Balancing the commercial pressures of running a business and meeting the needs of our clients, whilst maximising benefits to people and planet, is one of our biggest challenges in the engineering and construction industry. After spending four years on a single (albeit extended) project for my PhD, the timescales of consultancy and business seemed incredibly short, and I still miss having the opportunity to spend an afternoon chasing references through research publications and really understanding a particular issue before writing about it or proposing solutions. The projects I work on now can be as short as just a few days, so I really rely on my intuition and tacit knowledge to solve many of the real-world problems I encounter.
Working in the field of sustainable construction, the bench posts are always shifting, and new knowledge and technical innovations are constantly emerging. I have to work hard to keep up with the latest thinking so that we can continue to lead and innovate in the services we deliver.
If you had your time again, what would you do differently (or what could the CDT do differently/more of) to help you become better-equipped and ready for life after your PhD?

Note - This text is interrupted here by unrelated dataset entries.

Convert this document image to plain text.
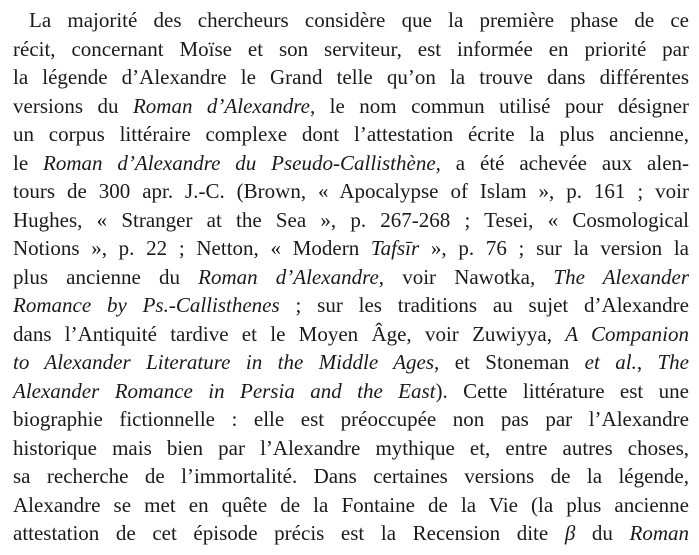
La majorité des chercheurs considère que la première phase de ce
récit, concernant Moïse et son serviteur, est informée en priorité par
la légende d’Alexandre le Grand telle qu’on la trouve dans différentes
versions du Roman d’Alexandre, le nom commun utilisé pour désigner
un corpus littéraire complexe dont l’attestation écrite la plus ancienne,
le Roman d’Alexandre du Pseudo-Callisthène, a été achevée aux alen-
tours de 300 apr. J.-C. (Brown, « Apocalypse of Islam », p. 161 ; voir
Hughes, « Stranger at the Sea », p. 267-268 ; Tesei, « Cosmological
Notions », p. 22 ; Netton, « Modern Tafsīr », p. 76 ; sur la version la
plus ancienne du Roman d’Alexandre, voir Nawotka, The Alexander
Romance by Ps.-Callisthenes ; sur les traditions au sujet d’Alexandre
dans l’Antiquité tardive et le Moyen Âge, voir Zuwiyya, A Companion
to Alexander Literature in the Middle Ages, et Stoneman et al., The
Alexander Romance in Persia and the East). Cette littérature est une
biographie fictionnelle : elle est préoccupée non pas par l’Alexandre
historique mais bien par l’Alexandre mythique et, entre autres choses,
sa recherche de l’immortalité. Dans certaines versions de la légende,
Alexandre se met en quête de la Fontaine de la Vie (la plus ancienne
attestation de cet épisode précis est la Recension dite β du Roman
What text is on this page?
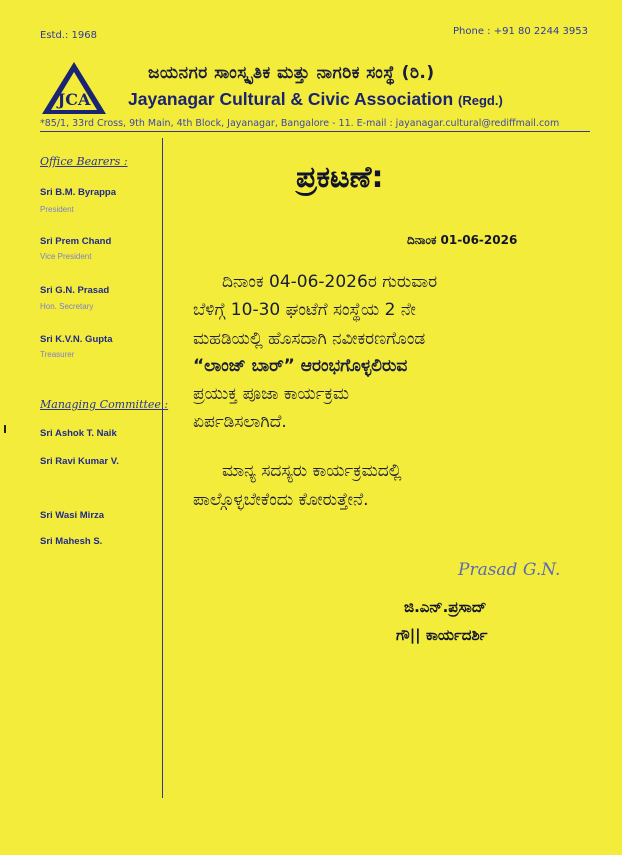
Estd.: 1968	Phone : +91 80 2244 3953
JCA
ಜಯನಗರ ಸಾಂಸ್ಕೃತಿಕ ಮತ್ತು ನಾಗರಿಕ ಸಂಸ್ಥೆ (ರಿ.)
Jayanagar Cultural & Civic Association (Regd.)
*85/1, 33rd Cross, 9th Main, 4th Block, Jayanagar, Bangalore - 11. E-mail : jayanagar.cultural@rediffmail.com
Office Bearers :
Sri B.M. Byrappa
President
Sri Prem Chand
Vice President
Sri G.N. Prasad
Hon. Secretary
Sri K.V.N. Gupta
Treasurer
Managing Committee :
Sri Ashok T. Naik
Sri Ravi Kumar V.
Sri Wasi Mirza
Sri Mahesh S.
ಪ್ರಕಟಣೆ:
ದಿನಾಂಕ 01-06-2026
ದಿನಾಂಕ 04-06-2026ರ ಗುರುವಾರ
ಬೆಳಿಗ್ಗೆ 10-30 ಘಂಟೆಗೆ ಸಂಸ್ಥೆಯ 2 ನೇ
ಮಹಡಿಯಲ್ಲಿ ಹೊಸದಾಗಿ ನವೀಕರಣಗೊಂಡ
“ಲಾಂಜ್ ಬಾರ್” ಆರಂಭಗೊಳ್ಳಲಿರುವ
ಪ್ರಯುಕ್ತ ಪೂಜಾ ಕಾರ್ಯಕ್ರಮ
ಏರ್ಪಡಿಸಲಾಗಿದೆ.
ಮಾನ್ಯ ಸದಸ್ಯರು ಕಾರ್ಯಕ್ರಮದಲ್ಲಿ
ಪಾಲ್ಗೊಳ್ಳಬೇಕೆಂದು ಕೋರುತ್ತೇನೆ.
Prasad G.N.
ಜಿ.ಎನ್.ಪ್ರಸಾದ್
ಗೌ|| ಕಾರ್ಯದರ್ಶಿ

One of the most important aspects of a programme like LoLo is the people you meet and networks you become part of. I used to really enjoy the annual LoLo reunion dinner and colloquium and hope that post-Covid19 we can rekindle a stronger alumni network with both students and staff. Not all employers are aware of the benefits of hiring people with PhDs, and developing routes into skilled and well-paid employment is important. Undertaking a PhD is a big investment, financially and in terms of time taken out of paid employment, and I’d love to see as many as possible of the LoLo alumni becoming leaders in energy and sustainability both in academia and beyond.
What was your experience of EDI within the CDT and how does it compare to your experience after moving on from the CDT?
I’m so pleased that EDI is rapidly rising up the agenda and it’s so important to me that the people solving important national and global challenges are representative of the diversity they are seeking to support.
I felt lucky to be part of the UCL Energy Institute, which at the time I was there was full of students from all over the world studying together for a shared global purpose. Unfortunately, the funding mechanisms behind LoLo favoured British citizens. When I was finishing my PhD, I didn’t see myself, a female, reflected in the Department’s leadership and this contributed towards my decision not to pursue an academic field. Furthermore, the way postdocs are funded on fixed-term contracts is not compatible with a life stage when women are seeking to start a family. I knew that I wanted to have children soon after finishing my PhD and so made the decision to look for jobs outside of academia, that offered paid parental leave and a steady income.
I’m currently on parental leave with my second child, and excited to be going back to my role as Head of Sustainability at the Useful Simple Trust later this year. EDI and sustainability are intrinsically connected and I’m part of our organisational EDI group, which we established a few years ago, as we became more aware of how far we had to go before we had a truly equitable and inclusive business. We’ve tackled recruitment, staff retention, the gender and ethnicity pay gap among our workstreams and are in the process of developing EDI KPIs which will form part of our business strategy and performance monitoring.